IFF files can consist of multiple top-level chunks; "container"
chunk types (``FORM``, ``CAT ``, and ``LIST``) contain other chunks.
The Chunk class is designed to be instantiated multiple times, one
after the other, for either reading or writing multiple chunks from
or to a file, or from or to the content of a "container" chunk.
The ``parse_chunk`` and ``parse_iff_file`` helper methods assist in
reading IFF files by automating the parsing of container chunks.
``parse_iff_file`` returns a list of chunk tuples consisting of the
chunk name and chunk content; for container chunks, the chunk
content is itself a list of chunk tuples.
--------
To Do
=====
* Rewrite from scratch to remove original Python code, if possible
* Modify to work with both Python 2 and Python 3, if possible
--------
License
=======
Original code base copied from Python 2.7 library, then modified
to support write functionality.
Original ``chunk.py`` is Copyright (c) 2001, 2002, 2003, 2004,
2005, 2006, 2007, 2008, 2009, 2010, 2011, 2012, 2013, 2014, 2015,
2016, 2017 Python Software Foundation; All Rights Reserved; licensed
under the Python Software Foundation License Version 2
<https://docs.python.org/2.7/license.html>
Derived portions are Copyright (c) 2017 Johnson Earls; All Rights
Reserved; licensed as follows:
Permission to use, copy, modify, and/or distribute this software for any
purpose with or without fee is hereby granted, provided that the above
copyright notice and this permission notice appear in all copies.

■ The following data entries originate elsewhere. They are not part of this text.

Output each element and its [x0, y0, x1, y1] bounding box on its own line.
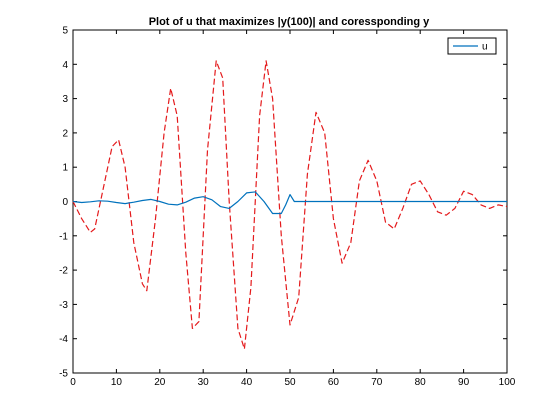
y-tick-label: -5: [59, 369, 68, 380]
y-tick-label: 0: [62, 197, 68, 208]
x-tick-label: 0: [70, 377, 76, 388]
x-tick-label: 10: [111, 377, 123, 388]
x-tick-label: 100: [499, 377, 516, 388]
x-tick-label: 50: [284, 377, 296, 388]
chart-title: Plot of u that maximizes |y(100)| and co…: [149, 16, 430, 28]
x-tick-label: 90: [458, 377, 470, 388]
x-tick-label: 60: [328, 377, 340, 388]
plot-area: 0 10 20 30 40 50 60 70 80 90 100 -5 -4 -3 -2 -1 0 1 2 3 4 5 u: [59, 26, 516, 389]
x-tick-label: 40: [241, 377, 253, 388]
series-line-u: [72, 191, 507, 215]
y-tick-label: -1: [59, 231, 68, 242]
x-tick-label: 70: [371, 377, 383, 388]
series-line-dashed: [72, 60, 508, 350]
y-tick-label: -2: [59, 266, 68, 277]
x-tick-label: 30: [198, 377, 210, 388]
x-tick-label: 20: [154, 377, 166, 388]
y-tick-label: 2: [62, 128, 68, 139]
legend-label-u: u: [482, 42, 488, 53]
y-tick-label: 5: [62, 26, 68, 37]
y-tick-label: -4: [59, 334, 68, 345]
x-tick-label: 80: [415, 377, 427, 388]
y-tick-label: 1: [62, 163, 68, 174]
y-tick-label: 3: [62, 94, 68, 105]
y-tick-label: 4: [62, 60, 68, 71]
y-tick-label: -3: [59, 300, 68, 311]
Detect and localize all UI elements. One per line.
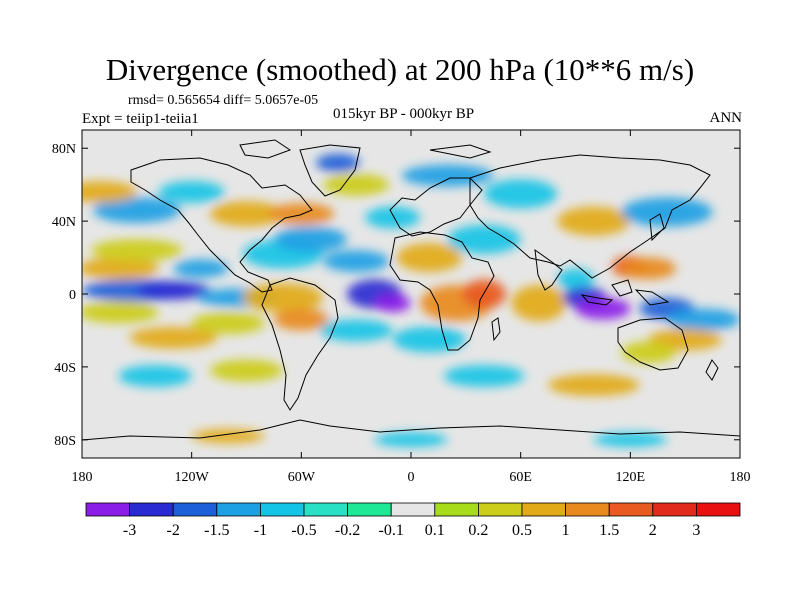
contour-region bbox=[374, 294, 411, 313]
colorbar-swatch bbox=[129, 502, 174, 517]
comparison-label: 015kyr BP - 000kyr BP bbox=[333, 106, 475, 122]
contour-region bbox=[323, 250, 390, 273]
colorbar-swatch bbox=[652, 502, 697, 517]
contour-region bbox=[315, 153, 360, 172]
contour-region bbox=[273, 308, 329, 331]
contour-region bbox=[374, 432, 448, 448]
latitude-axis: 80N 40N 0 40S 80S bbox=[52, 142, 740, 449]
lon-tick-label: 180 bbox=[730, 470, 751, 485]
colorbar-swatch bbox=[390, 502, 436, 517]
colorbar-swatch bbox=[696, 502, 741, 517]
colorbar-swatch bbox=[85, 502, 130, 517]
colorbar-swatch bbox=[565, 502, 610, 517]
experiment-label: Expt = teiip1-teiia1 bbox=[82, 111, 199, 127]
contour-region bbox=[82, 181, 137, 203]
colorbar-swatch bbox=[216, 502, 261, 517]
colorbar-swatch bbox=[477, 502, 523, 517]
contour-region bbox=[401, 164, 494, 187]
colorbar-swatch bbox=[347, 502, 392, 517]
colorbar-label: 1.5 bbox=[599, 522, 619, 539]
colorbar-label: -2 bbox=[167, 522, 180, 539]
lat-tick-label: 40S bbox=[54, 361, 76, 376]
contour-region bbox=[129, 326, 218, 349]
lat-tick-label: 80S bbox=[54, 434, 76, 449]
contour-region bbox=[209, 201, 284, 227]
colorbar-label: 0.2 bbox=[468, 522, 488, 539]
colorbar-label: -1 bbox=[254, 522, 267, 539]
contour-region bbox=[158, 181, 225, 203]
lon-tick-label: 180 bbox=[72, 470, 93, 485]
season-label: ANN bbox=[709, 110, 743, 126]
contour-region bbox=[91, 239, 183, 262]
colorbar-label: -3 bbox=[123, 522, 136, 539]
contour-region bbox=[273, 226, 348, 253]
contour-region bbox=[365, 206, 421, 229]
contour-region bbox=[136, 281, 210, 300]
colorbar-swatch bbox=[434, 502, 479, 517]
colorbar-label: -0.2 bbox=[335, 522, 360, 539]
contour-region bbox=[621, 341, 677, 364]
colorbar: -3 -2 -1.5 -1 -0.5 -0.2 -0.1 0.1 0.2 0.5 1 1.5 2 3 bbox=[85, 502, 741, 539]
contour-region bbox=[319, 319, 393, 342]
contour-region bbox=[447, 224, 521, 254]
colorbar-label: 0.5 bbox=[512, 522, 532, 539]
contour-region bbox=[557, 206, 631, 236]
stats-label: rmsd= 0.565654 diff= 5.0657e-05 bbox=[128, 93, 319, 108]
contour-region bbox=[242, 283, 324, 313]
colorbar-swatch bbox=[521, 502, 566, 517]
colorbar-swatch bbox=[608, 502, 654, 517]
colorbar-label: 2 bbox=[649, 522, 657, 539]
chart-title: Divergence (smoothed) at 200 hPa (10**6 … bbox=[105, 52, 695, 87]
longitude-axis: 180 120W 60W 0 60E 120E 180 bbox=[72, 130, 751, 485]
lon-tick-label: 120E bbox=[616, 470, 646, 485]
colorbar-label: -1.5 bbox=[204, 522, 229, 539]
contour-region bbox=[484, 179, 558, 209]
contour-region bbox=[511, 284, 567, 322]
lon-tick-label: 0 bbox=[408, 470, 415, 485]
colorbar-swatch bbox=[259, 502, 305, 517]
contour-region bbox=[557, 268, 594, 291]
contour-region bbox=[173, 259, 229, 278]
contour-region bbox=[82, 257, 159, 280]
lat-tick-label: 0 bbox=[69, 288, 76, 303]
lat-tick-label: 40N bbox=[52, 215, 76, 230]
colorbar-label: -0.1 bbox=[379, 522, 404, 539]
contour-region bbox=[575, 297, 631, 320]
contour-region bbox=[191, 428, 265, 444]
colorbar-label: 0.1 bbox=[425, 522, 445, 539]
contour-region bbox=[396, 242, 463, 273]
contour-region bbox=[268, 202, 335, 225]
contour-region bbox=[191, 312, 265, 335]
contour-region bbox=[209, 359, 284, 382]
lon-tick-label: 120W bbox=[175, 470, 210, 485]
colorbar-label: -0.5 bbox=[291, 522, 316, 539]
contour-region bbox=[392, 326, 466, 353]
colorbar-label: 3 bbox=[692, 522, 700, 539]
colorbar-swatch bbox=[172, 502, 218, 517]
contour-region bbox=[593, 432, 667, 448]
contour-region bbox=[82, 301, 159, 324]
lon-tick-label: 60E bbox=[509, 470, 532, 485]
contour-region bbox=[118, 365, 192, 387]
contour-region bbox=[92, 197, 181, 223]
contour-region bbox=[666, 308, 740, 331]
contour-region bbox=[621, 197, 713, 227]
contour-region bbox=[548, 374, 640, 397]
colorbar-label: 1 bbox=[562, 522, 570, 539]
coastlines bbox=[82, 139, 740, 441]
contour-region bbox=[443, 365, 525, 387]
contour-region bbox=[621, 257, 677, 280]
contour-region bbox=[462, 279, 507, 309]
lat-tick-label: 80N bbox=[52, 142, 76, 157]
colorbar-swatch bbox=[303, 502, 348, 517]
lon-tick-label: 60W bbox=[288, 470, 316, 485]
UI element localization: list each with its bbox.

THE SOFTWARE IS PROVIDED "AS IS" AND THE AUTHOR DISCLAIMS ALL WARRANTIES
WITH REGARD TO THIS SOFTWARE INCLUDING ALL IMPLIED WARRANTIES OF
MERCHANTABILITY AND FITNESS. IN NO EVENT SHALL THE AUTHOR BE LIABLE FOR
ANY SPECIAL, DIRECT, INDIRECT, OR CONSEQUENTIAL DAMAGES OR ANY DAMAGES
WHATSOEVER RESULTING FROM LOSS OF USE, DATA OR PROFITS, WHETHER IN AN
ACTION OF CONTRACT, NEGLIGENCE OR OTHER TORTIOUS ACTION, ARISING OUT OF
OR IN CONNECTION WITH THE USE OR PERFORMANCE OF THIS SOFTWARE.